As a foreigner at this spectacle years ago, I was initially a bit disturbed and concerned for the children's health. However, the foam turns out to be mild bubble bath. And this has become almost an annual event in our small town now.
The volunteer firefighters come to the square during some special occasion and fill it with a huge cushion of foam. Then the children romp in it.
Is there anything more aptly called "clean fun?"
I stand back against the a railing and watch, though I can't see much with my eyesight, just a white blur and the wriggling shadows of the children. There is a slight distance between me and the other watching parents.
I am a foreigner and that "odd lady who teaches English and grows herbs." I'm a reasonably well-tolerated modern version of the village witch. They even call my house the "Gingerbread house" because it has red-stained wood siding and white window frames. It also stands at the edge of town near abandoned land.
I have mixed feelings about this community, which has not so much taken me in as allowed me to exist in a foreign land. There are a few people in town--now after 12 years--who might come up to me and talk, if they were here. But most who know me won't and I cannot see them, so I don't even know which of them is present.
I am not the only one who suffers from the cold edges of this community. Many of the elderly are left alone and when I greet them in the street and stop to talk, they are at times bitter and at times simply astonished to be acknowledged.
Still I am glad to see that there are those here who struggle to build community. The firefighters are among them. They are volunteers in a country where volunteerism has a bad name--an aftertaste of forced community service under threat from the old Communist regime of a generation ago.
And now the firefighters have started this new tradition--one they care enough about that even though they were called out on a fire and an auto accident this very afternoon, they managed to come to the village fair as promised.
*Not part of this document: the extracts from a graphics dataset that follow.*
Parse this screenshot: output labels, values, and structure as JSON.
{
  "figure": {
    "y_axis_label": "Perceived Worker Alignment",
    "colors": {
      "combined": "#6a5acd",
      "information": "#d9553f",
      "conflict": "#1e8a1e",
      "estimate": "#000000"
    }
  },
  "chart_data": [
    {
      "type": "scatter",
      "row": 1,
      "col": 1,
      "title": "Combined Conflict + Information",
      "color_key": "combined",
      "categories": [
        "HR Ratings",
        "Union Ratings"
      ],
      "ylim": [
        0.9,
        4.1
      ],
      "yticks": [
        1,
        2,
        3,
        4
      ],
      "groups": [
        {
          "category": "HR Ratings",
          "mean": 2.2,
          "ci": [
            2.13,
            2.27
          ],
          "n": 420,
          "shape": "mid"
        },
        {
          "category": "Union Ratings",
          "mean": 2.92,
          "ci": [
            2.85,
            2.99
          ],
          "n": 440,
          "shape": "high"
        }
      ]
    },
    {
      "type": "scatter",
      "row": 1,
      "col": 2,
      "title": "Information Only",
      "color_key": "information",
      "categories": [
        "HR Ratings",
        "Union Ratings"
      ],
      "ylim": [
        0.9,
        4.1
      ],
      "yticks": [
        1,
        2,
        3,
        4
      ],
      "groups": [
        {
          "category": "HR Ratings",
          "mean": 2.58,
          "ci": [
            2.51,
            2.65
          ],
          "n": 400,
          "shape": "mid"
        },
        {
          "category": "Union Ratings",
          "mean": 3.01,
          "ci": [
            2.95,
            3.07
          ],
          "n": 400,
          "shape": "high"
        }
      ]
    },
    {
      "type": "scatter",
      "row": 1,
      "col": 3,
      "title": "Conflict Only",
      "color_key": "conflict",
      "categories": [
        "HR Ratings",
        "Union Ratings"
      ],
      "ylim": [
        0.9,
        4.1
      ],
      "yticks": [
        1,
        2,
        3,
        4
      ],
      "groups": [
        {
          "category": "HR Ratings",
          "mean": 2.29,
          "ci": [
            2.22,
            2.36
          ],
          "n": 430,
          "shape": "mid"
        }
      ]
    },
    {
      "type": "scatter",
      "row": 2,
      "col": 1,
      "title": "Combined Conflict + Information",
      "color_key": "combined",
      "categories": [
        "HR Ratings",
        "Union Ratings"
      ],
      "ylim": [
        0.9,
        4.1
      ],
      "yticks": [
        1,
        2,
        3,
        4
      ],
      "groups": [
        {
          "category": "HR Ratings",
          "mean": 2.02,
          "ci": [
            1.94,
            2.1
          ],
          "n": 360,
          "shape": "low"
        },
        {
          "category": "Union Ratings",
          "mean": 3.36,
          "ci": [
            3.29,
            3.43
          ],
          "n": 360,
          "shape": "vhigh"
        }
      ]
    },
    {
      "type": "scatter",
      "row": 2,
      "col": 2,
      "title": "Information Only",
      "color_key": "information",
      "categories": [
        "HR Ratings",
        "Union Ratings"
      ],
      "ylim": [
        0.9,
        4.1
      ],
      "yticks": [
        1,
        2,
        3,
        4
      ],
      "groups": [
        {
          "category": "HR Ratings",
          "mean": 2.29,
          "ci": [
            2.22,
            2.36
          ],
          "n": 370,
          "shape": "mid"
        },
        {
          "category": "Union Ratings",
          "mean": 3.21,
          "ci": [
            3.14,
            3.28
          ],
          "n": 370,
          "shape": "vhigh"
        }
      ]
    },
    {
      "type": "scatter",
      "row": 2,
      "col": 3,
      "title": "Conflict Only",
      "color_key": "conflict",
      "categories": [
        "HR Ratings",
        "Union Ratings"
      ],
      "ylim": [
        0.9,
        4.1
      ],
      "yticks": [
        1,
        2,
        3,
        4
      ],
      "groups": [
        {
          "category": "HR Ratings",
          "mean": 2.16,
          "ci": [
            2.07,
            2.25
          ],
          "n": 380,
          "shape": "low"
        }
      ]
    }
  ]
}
We had given up hope and started for home when we heard about the accident.
We all came running back when the trucks came down main street and the children cheered as the sun touched the horizon. And I know they will remember this all their lives. The children will remember that the firefighters are good, not scary, and that they keep they're promises.
I have no illusions that this means the community will be healed of all the wounds of the past. There have been many. (It has taken 12 years but finally someone whispered to me that the reason we have no Roma in our town--except in my family--is that there were pogroms against them 20 years ago and they were all forced to flee.)
Yet community leans back and forth between exclusion and inclusion. This is part of a shift toward inclusion and community strength. It is somewhere to stand.